As already mentioned by others: regex is not well suited for such a task. However, if your parenthesis do not exceed a fix number of nesting, you could do it, but if the nesting can be 3 or more, the regex will become a pain to write (and maintain!). Have a look at the regex that matches parenthesis with at most one nested parenthesis in it:
\((?:[^()]|\([^)]*\))*\)
which means:
\( # match the character '('
(?: # start non-capture group 1
[^()] # match any character not from the set {'(', ')'}
| # OR
\( # match the character '('
[^)]* # match any character not from the set {')'} and repeat it zero or more times
\) # match the character ')'
)* # end non-capture group 1 and repeat it zero or more times
\) # match the character ')'
The version for 3 will make your eyes bleed! You could go with .NET's feature of recursive regex matching, but I personally wouldn't go: sprinkling recursion inside regex leads to madness! (not really of course, but regex are hard enough to comprehend and mixing recursion to the mix, doesn't make it any clearer IMO)

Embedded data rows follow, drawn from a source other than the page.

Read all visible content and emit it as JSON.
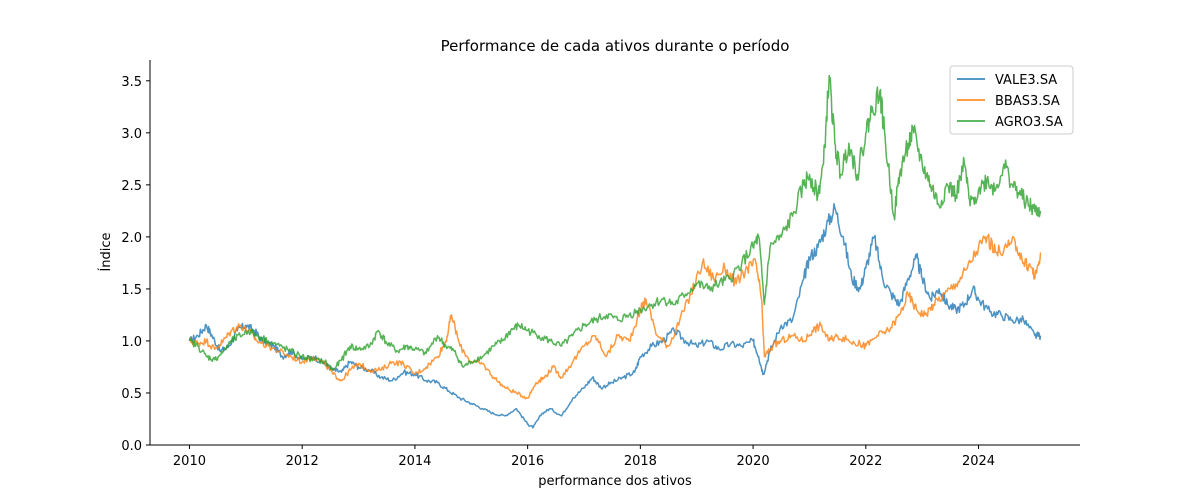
{
  "chart_data": {
    "type": "line",
    "title": "Performance de cada ativos durante o período",
    "xlabel": "performance dos ativos",
    "ylabel": "Índice",
    "xlim": [
      2009.3,
      2025.8
    ],
    "ylim": [
      0.0,
      3.7
    ],
    "x_ticks": [
      2010,
      2012,
      2014,
      2016,
      2018,
      2020,
      2022,
      2024
    ],
    "y_ticks": [
      0.0,
      0.5,
      1.0,
      1.5,
      2.0,
      2.5,
      3.0,
      3.5
    ],
    "x_tick_labels": [
      "2010",
      "2012",
      "2014",
      "2016",
      "2018",
      "2020",
      "2022",
      "2024"
    ],
    "y_tick_labels": [
      "0.0",
      "0.5",
      "1.0",
      "1.5",
      "2.0",
      "2.5",
      "3.0",
      "3.5"
    ],
    "grid": false,
    "legend_position": "top-right",
    "series": [
      {
        "name": "VALE3.SA",
        "color": "#1f77b4",
        "points": [
          [
            2010.0,
            1.0
          ],
          [
            2010.15,
            1.05
          ],
          [
            2010.3,
            1.15
          ],
          [
            2010.4,
            1.05
          ],
          [
            2010.55,
            0.9
          ],
          [
            2010.7,
            0.95
          ],
          [
            2010.85,
            1.1
          ],
          [
            2011.0,
            1.15
          ],
          [
            2011.15,
            1.1
          ],
          [
            2011.3,
            1.0
          ],
          [
            2011.5,
            0.95
          ],
          [
            2011.65,
            0.85
          ],
          [
            2011.8,
            0.9
          ],
          [
            2012.0,
            0.82
          ],
          [
            2012.2,
            0.85
          ],
          [
            2012.4,
            0.78
          ],
          [
            2012.55,
            0.72
          ],
          [
            2012.7,
            0.7
          ],
          [
            2012.85,
            0.8
          ],
          [
            2013.0,
            0.75
          ],
          [
            2013.2,
            0.72
          ],
          [
            2013.4,
            0.65
          ],
          [
            2013.6,
            0.62
          ],
          [
            2013.8,
            0.7
          ],
          [
            2014.0,
            0.68
          ],
          [
            2014.2,
            0.62
          ],
          [
            2014.4,
            0.6
          ],
          [
            2014.6,
            0.52
          ],
          [
            2014.8,
            0.45
          ],
          [
            2015.0,
            0.4
          ],
          [
            2015.2,
            0.35
          ],
          [
            2015.4,
            0.3
          ],
          [
            2015.6,
            0.28
          ],
          [
            2015.8,
            0.35
          ],
          [
            2016.0,
            0.2
          ],
          [
            2016.1,
            0.17
          ],
          [
            2016.25,
            0.3
          ],
          [
            2016.4,
            0.35
          ],
          [
            2016.6,
            0.28
          ],
          [
            2016.8,
            0.45
          ],
          [
            2017.0,
            0.55
          ],
          [
            2017.15,
            0.65
          ],
          [
            2017.3,
            0.55
          ],
          [
            2017.5,
            0.6
          ],
          [
            2017.7,
            0.65
          ],
          [
            2017.9,
            0.7
          ],
          [
            2018.0,
            0.85
          ],
          [
            2018.2,
            0.95
          ],
          [
            2018.4,
            1.0
          ],
          [
            2018.6,
            1.1
          ],
          [
            2018.8,
            1.0
          ],
          [
            2019.0,
            0.95
          ],
          [
            2019.2,
            1.0
          ],
          [
            2019.4,
            0.92
          ],
          [
            2019.6,
            0.97
          ],
          [
            2019.8,
            0.95
          ],
          [
            2020.0,
            1.0
          ],
          [
            2020.1,
            0.85
          ],
          [
            2020.18,
            0.68
          ],
          [
            2020.3,
            0.9
          ],
          [
            2020.5,
            1.15
          ],
          [
            2020.7,
            1.2
          ],
          [
            2020.9,
            1.6
          ],
          [
            2021.0,
            1.8
          ],
          [
            2021.15,
            1.9
          ],
          [
            2021.3,
            2.1
          ],
          [
            2021.45,
            2.28
          ],
          [
            2021.6,
            2.0
          ],
          [
            2021.75,
            1.6
          ],
          [
            2021.9,
            1.5
          ],
          [
            2022.0,
            1.7
          ],
          [
            2022.15,
            2.0
          ],
          [
            2022.3,
            1.6
          ],
          [
            2022.45,
            1.45
          ],
          [
            2022.6,
            1.35
          ],
          [
            2022.75,
            1.6
          ],
          [
            2022.9,
            1.8
          ],
          [
            2023.0,
            1.6
          ],
          [
            2023.15,
            1.4
          ],
          [
            2023.3,
            1.5
          ],
          [
            2023.45,
            1.35
          ],
          [
            2023.6,
            1.3
          ],
          [
            2023.75,
            1.35
          ],
          [
            2023.9,
            1.5
          ],
          [
            2024.0,
            1.4
          ],
          [
            2024.2,
            1.28
          ],
          [
            2024.4,
            1.25
          ],
          [
            2024.6,
            1.2
          ],
          [
            2024.8,
            1.2
          ],
          [
            2025.0,
            1.05
          ],
          [
            2025.1,
            1.05
          ]
        ]
      },
      {
        "name": "BBAS3.SA",
        "color": "#ff7f0e",
        "points": [
          [
            2010.0,
            1.0
          ],
          [
            2010.15,
            0.98
          ],
          [
            2010.3,
            1.0
          ],
          [
            2010.45,
            0.92
          ],
          [
            2010.6,
            1.0
          ],
          [
            2010.75,
            1.1
          ],
          [
            2010.9,
            1.15
          ],
          [
            2011.05,
            1.1
          ],
          [
            2011.2,
            1.0
          ],
          [
            2011.4,
            0.95
          ],
          [
            2011.6,
            0.9
          ],
          [
            2011.8,
            0.85
          ],
          [
            2012.0,
            0.8
          ],
          [
            2012.2,
            0.85
          ],
          [
            2012.4,
            0.78
          ],
          [
            2012.55,
            0.68
          ],
          [
            2012.7,
            0.62
          ],
          [
            2012.85,
            0.72
          ],
          [
            2013.0,
            0.78
          ],
          [
            2013.2,
            0.72
          ],
          [
            2013.4,
            0.72
          ],
          [
            2013.6,
            0.8
          ],
          [
            2013.8,
            0.78
          ],
          [
            2014.0,
            0.68
          ],
          [
            2014.2,
            0.75
          ],
          [
            2014.4,
            0.85
          ],
          [
            2014.55,
            1.0
          ],
          [
            2014.65,
            1.25
          ],
          [
            2014.8,
            0.95
          ],
          [
            2015.0,
            0.8
          ],
          [
            2015.2,
            0.78
          ],
          [
            2015.4,
            0.65
          ],
          [
            2015.6,
            0.55
          ],
          [
            2015.8,
            0.5
          ],
          [
            2016.0,
            0.45
          ],
          [
            2016.15,
            0.6
          ],
          [
            2016.3,
            0.65
          ],
          [
            2016.45,
            0.75
          ],
          [
            2016.6,
            0.65
          ],
          [
            2016.8,
            0.8
          ],
          [
            2017.0,
            0.95
          ],
          [
            2017.2,
            1.05
          ],
          [
            2017.4,
            0.85
          ],
          [
            2017.6,
            1.05
          ],
          [
            2017.8,
            1.0
          ],
          [
            2018.0,
            1.3
          ],
          [
            2018.1,
            1.4
          ],
          [
            2018.3,
            1.05
          ],
          [
            2018.5,
            0.95
          ],
          [
            2018.7,
            1.2
          ],
          [
            2018.9,
            1.45
          ],
          [
            2019.1,
            1.75
          ],
          [
            2019.3,
            1.6
          ],
          [
            2019.5,
            1.7
          ],
          [
            2019.7,
            1.55
          ],
          [
            2019.9,
            1.7
          ],
          [
            2020.05,
            1.75
          ],
          [
            2020.15,
            1.4
          ],
          [
            2020.2,
            0.85
          ],
          [
            2020.35,
            0.95
          ],
          [
            2020.5,
            1.0
          ],
          [
            2020.7,
            1.05
          ],
          [
            2020.9,
            1.0
          ],
          [
            2021.05,
            1.1
          ],
          [
            2021.2,
            1.15
          ],
          [
            2021.35,
            1.0
          ],
          [
            2021.5,
            1.05
          ],
          [
            2021.7,
            1.0
          ],
          [
            2021.9,
            0.97
          ],
          [
            2022.0,
            0.95
          ],
          [
            2022.2,
            1.05
          ],
          [
            2022.4,
            1.1
          ],
          [
            2022.6,
            1.25
          ],
          [
            2022.75,
            1.45
          ],
          [
            2022.9,
            1.3
          ],
          [
            2023.05,
            1.25
          ],
          [
            2023.2,
            1.35
          ],
          [
            2023.4,
            1.45
          ],
          [
            2023.6,
            1.55
          ],
          [
            2023.8,
            1.7
          ],
          [
            2024.0,
            1.9
          ],
          [
            2024.15,
            2.0
          ],
          [
            2024.3,
            1.85
          ],
          [
            2024.5,
            1.9
          ],
          [
            2024.65,
            1.95
          ],
          [
            2024.8,
            1.75
          ],
          [
            2024.95,
            1.7
          ],
          [
            2025.0,
            1.6
          ],
          [
            2025.1,
            1.85
          ]
        ]
      },
      {
        "name": "AGRO3.SA",
        "color": "#2ca02c",
        "points": [
          [
            2010.0,
            1.0
          ],
          [
            2010.15,
            0.95
          ],
          [
            2010.3,
            0.85
          ],
          [
            2010.45,
            0.82
          ],
          [
            2010.6,
            0.9
          ],
          [
            2010.75,
            1.0
          ],
          [
            2010.9,
            1.05
          ],
          [
            2011.05,
            1.1
          ],
          [
            2011.2,
            1.05
          ],
          [
            2011.4,
            1.0
          ],
          [
            2011.6,
            0.95
          ],
          [
            2011.8,
            0.9
          ],
          [
            2012.0,
            0.85
          ],
          [
            2012.2,
            0.82
          ],
          [
            2012.4,
            0.8
          ],
          [
            2012.55,
            0.72
          ],
          [
            2012.7,
            0.82
          ],
          [
            2012.85,
            0.95
          ],
          [
            2013.0,
            0.92
          ],
          [
            2013.2,
            0.95
          ],
          [
            2013.35,
            1.1
          ],
          [
            2013.5,
            0.98
          ],
          [
            2013.7,
            0.9
          ],
          [
            2013.85,
            0.95
          ],
          [
            2014.0,
            0.92
          ],
          [
            2014.2,
            0.88
          ],
          [
            2014.4,
            1.05
          ],
          [
            2014.55,
            0.95
          ],
          [
            2014.7,
            0.9
          ],
          [
            2014.85,
            0.75
          ],
          [
            2015.0,
            0.8
          ],
          [
            2015.2,
            0.85
          ],
          [
            2015.4,
            0.95
          ],
          [
            2015.55,
            1.0
          ],
          [
            2015.7,
            1.1
          ],
          [
            2015.85,
            1.15
          ],
          [
            2016.0,
            1.1
          ],
          [
            2016.2,
            1.05
          ],
          [
            2016.4,
            1.0
          ],
          [
            2016.6,
            0.95
          ],
          [
            2016.8,
            1.05
          ],
          [
            2017.0,
            1.15
          ],
          [
            2017.2,
            1.2
          ],
          [
            2017.4,
            1.25
          ],
          [
            2017.6,
            1.2
          ],
          [
            2017.8,
            1.25
          ],
          [
            2018.0,
            1.3
          ],
          [
            2018.2,
            1.35
          ],
          [
            2018.4,
            1.4
          ],
          [
            2018.6,
            1.35
          ],
          [
            2018.8,
            1.45
          ],
          [
            2019.0,
            1.55
          ],
          [
            2019.2,
            1.5
          ],
          [
            2019.4,
            1.55
          ],
          [
            2019.6,
            1.6
          ],
          [
            2019.8,
            1.75
          ],
          [
            2020.0,
            1.9
          ],
          [
            2020.1,
            2.0
          ],
          [
            2020.2,
            1.35
          ],
          [
            2020.3,
            1.9
          ],
          [
            2020.5,
            2.0
          ],
          [
            2020.7,
            2.2
          ],
          [
            2020.9,
            2.5
          ],
          [
            2021.0,
            2.6
          ],
          [
            2021.15,
            2.4
          ],
          [
            2021.25,
            2.7
          ],
          [
            2021.35,
            3.55
          ],
          [
            2021.45,
            2.9
          ],
          [
            2021.55,
            2.6
          ],
          [
            2021.7,
            2.9
          ],
          [
            2021.85,
            2.6
          ],
          [
            2022.0,
            3.0
          ],
          [
            2022.1,
            3.2
          ],
          [
            2022.25,
            3.4
          ],
          [
            2022.35,
            2.9
          ],
          [
            2022.5,
            2.2
          ],
          [
            2022.6,
            2.6
          ],
          [
            2022.75,
            2.9
          ],
          [
            2022.85,
            3.0
          ],
          [
            2023.0,
            2.7
          ],
          [
            2023.15,
            2.5
          ],
          [
            2023.3,
            2.3
          ],
          [
            2023.45,
            2.5
          ],
          [
            2023.6,
            2.4
          ],
          [
            2023.75,
            2.7
          ],
          [
            2023.85,
            2.3
          ],
          [
            2024.0,
            2.45
          ],
          [
            2024.15,
            2.55
          ],
          [
            2024.3,
            2.45
          ],
          [
            2024.45,
            2.7
          ],
          [
            2024.6,
            2.5
          ],
          [
            2024.75,
            2.4
          ],
          [
            2024.9,
            2.3
          ],
          [
            2025.0,
            2.25
          ],
          [
            2025.1,
            2.25
          ]
        ]
      }
    ]
  }
}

I'd just write a small method that might look like this Python snippet:
def find_parens(str):
matches = []
parens = 0
start_index = -1
index = 0
for char in str:
if char == '(':
parens = parens+1
if start_index == -1:
start_index = index
if char == ')':
parens = parens-1
if parens == 0 and start_index > -1:
matches.append(str[start_index:index+1])
start_index = -1
index = index+1
return matches
for m in find_parens("dfgdgdfg (aaa.bbb) sfd (c) fdsdfg ( ,ddd (eee) )"):
print(m)
which prints:
(aaa.bbb)
(c)
( ,ddd (eee) )
I'm not familiar with C#, but the Python code above reads just like pseudo code and wouldn't take much effort to convert into C# I presume.